The Director-General, Nigeria Employers’ Consultative Association (NECA), Timothy Olawale noted that to tackle the increasing unemployment rate, government should focus on developing skills for youths to be self-employed. He said for most of the jobs available, majority of the youths don’t have the competent skills to man them.He added: “Government should encourage technical and vocational skills development, once they are better equipped, they can do things on their own, get jobs, and most likely be employers of labour ultimately.”

On what the private sector is doing to assist government create jobs, he said: “We believe there is the need for us to develop technical skill. That is why NECA is collaborating with Industrial Training Fund (ITF) on Technical Skills Development Project (TSDP), where thousands of youths are empowered with technical skills, and at the end of the training, majority are employed by private companies yearly.
“For 2018, we are graduating about 1,700 students and government can replicate that on a larger scale because we are doing that within available resources.

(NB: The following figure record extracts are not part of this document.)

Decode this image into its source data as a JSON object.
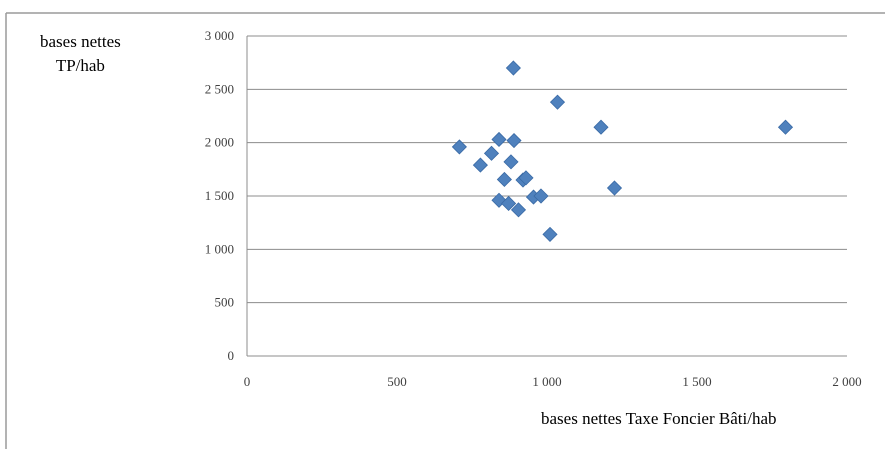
{
  "chart_data": {
    "type": "scatter",
    "title": "",
    "xlabel": "bases nettes Taxe Foncier Bâti/hab",
    "ylabel_lines": [
      "bases nettes",
      "TP/hab"
    ],
    "xlim": [
      0,
      2000
    ],
    "ylim": [
      0,
      3000
    ],
    "xticks": [
      "0",
      "500",
      "1 000",
      "1 500",
      "2 000"
    ],
    "yticks": [
      "0",
      "500",
      "1 000",
      "1 500",
      "2 000",
      "2 500",
      "3 000"
    ],
    "xtick_values": [
      0,
      500,
      1000,
      1500,
      2000
    ],
    "ytick_values": [
      0,
      500,
      1000,
      1500,
      2000,
      2500,
      3000
    ],
    "grid": "horizontal",
    "legend": "none",
    "marker": "diamond",
    "color": "#4F81BD",
    "points": [
      {
        "x": 888,
        "y": 2700
      },
      {
        "x": 1035,
        "y": 2380
      },
      {
        "x": 1180,
        "y": 2145
      },
      {
        "x": 1795,
        "y": 2145
      },
      {
        "x": 708,
        "y": 1960
      },
      {
        "x": 840,
        "y": 2030
      },
      {
        "x": 890,
        "y": 2020
      },
      {
        "x": 815,
        "y": 1900
      },
      {
        "x": 880,
        "y": 1820
      },
      {
        "x": 778,
        "y": 1790
      },
      {
        "x": 858,
        "y": 1655
      },
      {
        "x": 920,
        "y": 1650
      },
      {
        "x": 930,
        "y": 1670
      },
      {
        "x": 1225,
        "y": 1575
      },
      {
        "x": 955,
        "y": 1490
      },
      {
        "x": 980,
        "y": 1500
      },
      {
        "x": 840,
        "y": 1460
      },
      {
        "x": 872,
        "y": 1430
      },
      {
        "x": 905,
        "y": 1370
      },
      {
        "x": 1010,
        "y": 1140
      }
    ]
  }
}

“As organised private sector, we developed an online solution on self-employment called NECApreneur to inculcate entrepreneurial skills in them so that they can start and their businesses.”On his part, the Programme Officer, Faculty of Business Administration, University of Uyo, Paul Awulu identified unemployment as the major cause of insurgency in Nigeria.He said the state government pays over 90 per cent of its allocation on salaries and servicing of loans, which means that no provision for capital projects and job creation.

He added that agriculture, which created major source of employment, was left as soon as Nigeria discovered oil.He urged universities in the country to initiate academic programmes capable of producing graduates, who would become employers of labour rather than employment-seekers.NBS states that Nigeria is too weak to close the significant employment gap that has emerged since the beginning of the global economic crisis in 2008.Similarly, the president of the United Labour Congress (ULC), Joe Ajaero urged government to support the private sector to create the needed jobs on sustainable basis.